Avrupa Birliği (AB) Bakanı ve Başmüzakereci Ömer Çelik, 15 Temmuz Demokrasi ve Milli Birlik Günü etkinlikleri kapsamında, Ramazanoğlu Camisi'nde düzenlenen mevlit programına katıldı.
Program sonrası gazetecilere açıklama yapan Çelik, hain darbe girişiminin birinci yılına yaklaşırken aynı zamanda o hain girişimini püskürten milletin aziz fedakarlığını andıklarını söyledi.
Cumhurbaşkanı Recep Tayyip Erdoğan ve Başbakan Binali Yıldırım olmak üzere Türkiye'de darbe girişimine karşı, devletin bağımsızlığını, milletin namusunu koruyan, bu uğurda canlarını feda eden şehitleri kabirlerinde ziyaret ettiklerini ve Kur'anı Kerim okunduğunu belirten Çelik, 15 Temmuz'un hem millet açısından tarihi bir gün hem de dünyada emsali görülmemiş bir direniş ve kahramanlık olduğunu dile getirdi.
Şehitlerin unutulmadığını vurgulayan Çelik, "Onların bize verdiği mesajı en taze şekilde hatırlıyor ve onlara layık olmak için bu ülkede daha çok birlik bütünlük içerisinde, daha kardeşçe bir hayata daha çok tutunmak için hep beraber gayret göstermeye çalışıyoruz. Bu ülkeyi daha ileriye götürmek, birlik, bütünlüğü ve kardeşliği daha çok tesis etmek için yapacağımız her çalışma o şehitlerin aziz hatıralarına daha çok sahip çıkma anlamına gelecek." ifadesini kullandı.
"Bir milletin tamamı şehit olmak üzere sokağa döküldü"
Çelik, bugünün sadece sembolik olduğunu, şehitleri her gün andıklarını dile getirdi.
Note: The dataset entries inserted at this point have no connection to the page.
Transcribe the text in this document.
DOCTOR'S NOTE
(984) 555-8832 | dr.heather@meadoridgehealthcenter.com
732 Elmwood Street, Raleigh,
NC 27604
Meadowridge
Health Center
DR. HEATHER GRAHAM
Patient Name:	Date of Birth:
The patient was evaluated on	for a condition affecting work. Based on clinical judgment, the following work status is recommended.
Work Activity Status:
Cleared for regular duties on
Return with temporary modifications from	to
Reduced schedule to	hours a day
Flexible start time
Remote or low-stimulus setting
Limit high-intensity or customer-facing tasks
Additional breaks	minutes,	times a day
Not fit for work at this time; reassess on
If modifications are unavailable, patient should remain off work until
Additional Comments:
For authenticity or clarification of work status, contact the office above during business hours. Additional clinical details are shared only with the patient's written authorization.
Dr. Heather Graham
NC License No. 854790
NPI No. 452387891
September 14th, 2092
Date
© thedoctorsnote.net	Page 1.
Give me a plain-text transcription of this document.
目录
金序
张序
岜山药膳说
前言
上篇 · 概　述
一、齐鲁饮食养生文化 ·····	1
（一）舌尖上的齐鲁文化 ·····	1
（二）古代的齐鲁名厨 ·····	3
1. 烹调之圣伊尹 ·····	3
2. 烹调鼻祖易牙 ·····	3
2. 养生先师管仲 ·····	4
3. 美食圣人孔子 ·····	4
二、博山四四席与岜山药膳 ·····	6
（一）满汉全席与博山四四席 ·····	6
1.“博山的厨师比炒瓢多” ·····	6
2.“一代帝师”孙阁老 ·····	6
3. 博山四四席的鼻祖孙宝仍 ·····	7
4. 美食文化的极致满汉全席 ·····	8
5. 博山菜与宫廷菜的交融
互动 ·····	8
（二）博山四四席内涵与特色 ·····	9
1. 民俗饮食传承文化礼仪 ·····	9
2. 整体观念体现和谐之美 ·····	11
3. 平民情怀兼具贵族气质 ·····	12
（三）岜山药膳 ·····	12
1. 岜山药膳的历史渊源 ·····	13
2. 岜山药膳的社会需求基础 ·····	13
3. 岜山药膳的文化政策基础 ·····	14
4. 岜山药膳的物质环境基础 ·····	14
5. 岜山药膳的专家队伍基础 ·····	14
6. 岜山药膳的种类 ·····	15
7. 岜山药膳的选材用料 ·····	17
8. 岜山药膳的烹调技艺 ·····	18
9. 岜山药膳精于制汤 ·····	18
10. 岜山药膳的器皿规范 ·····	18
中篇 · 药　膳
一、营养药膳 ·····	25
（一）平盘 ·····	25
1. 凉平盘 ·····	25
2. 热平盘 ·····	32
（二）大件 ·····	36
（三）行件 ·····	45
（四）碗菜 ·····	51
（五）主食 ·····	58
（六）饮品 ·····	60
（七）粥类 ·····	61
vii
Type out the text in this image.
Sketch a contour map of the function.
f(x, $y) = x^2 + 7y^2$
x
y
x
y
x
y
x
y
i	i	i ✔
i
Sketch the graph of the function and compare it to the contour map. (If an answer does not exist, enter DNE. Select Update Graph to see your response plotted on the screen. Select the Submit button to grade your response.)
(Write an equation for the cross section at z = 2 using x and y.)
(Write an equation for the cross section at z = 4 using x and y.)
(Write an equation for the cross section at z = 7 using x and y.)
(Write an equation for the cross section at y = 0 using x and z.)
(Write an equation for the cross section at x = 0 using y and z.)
Hiçbir anma, hiçbir sözün şehitlerin ve gazilerin fedakarlıklarını ifade etmeye yetmeyeceğini belirten Çelik, şunları kaydetti:
"Milletimiz ve devletimiz geçen sene 15 Temmuz'da hiçbir devletin, hiçbir milletin başına gelemeyecek kadar büyük bir felaketle karşı karşıya kaldı. Ülkenin güvenliği için verilmiş olan savaş uçakları, tanklar milletin kendisine karşı kuşanıldı, kullanıldı. Asker, polis, güvenlik güçleri, masum kadınlar, masum siviller, yaşlı, genç insanlar katledildiler. Bu katliam şebekesinin katletme girişimi karşısında milletimiz, şehitlerimizin etrafında bütünleşti ve devletimizi bir işgalden, milletimizi büyük bir felaketin eşiğinden çevirdi, işgal engellendi, o felaket geri çevrildi. Biz bunu hiçbir zaman unutmayacağız. Bu millet bütün dünyaya gerekirse 3,5, 10 kişinin değil tüm bir milletin bu ülkenin birlik bütünlüğü için şehit olmak üzere sokaklara çıkabileceğini göstermiştir. Dünyada çeşitli fedakarlıkları tarihten okuyoruz, günümüzde yaşıyoruz ama bir milletin topyekun şehit olmak için sokaklara çıkması, bir milletin topyekun şehit olmaya aday olması insanlık tarihinde görülmemiştir. Bu, geçen sene bu millet tarafından gösterildi. Bir milletin tamamı şehit olmak üzere sokağa döküldü. Bazı milletlerin bir parçası, askeri, polisi belli bir kısmı çeşitli dönemeçlerde öne çıkabiliyor. Biz de tarihin çeşitli dönemeçlerinde büyük felaketleri atlattık ama bir milletin tamamının, topyekun, kayıtsız şartsız her bir ferdinin şehit olmak üzere sokaklara dökülmesi insanlık tarihinde ilk defa gözüküyor. Bu bizim milletimizin, millet olma ruhunun en önemli göstergesidir. Devletimizi ayakta tutan en büyük sütundur. Milletçe bundan çıkarmamız gereken ders, birliğimizi bütünlüğümüz koruyacağız, el ele tutuşacağız, kol kola gireceğiz, et ve tırnak gibi geleceğe kardeşçe yürüyeceğiz ve bir daha benzer felaketler gelmesin diye tüm hassasiyetimizle tüm varlığımızla bu mücadeleyi sürdüreceğiz."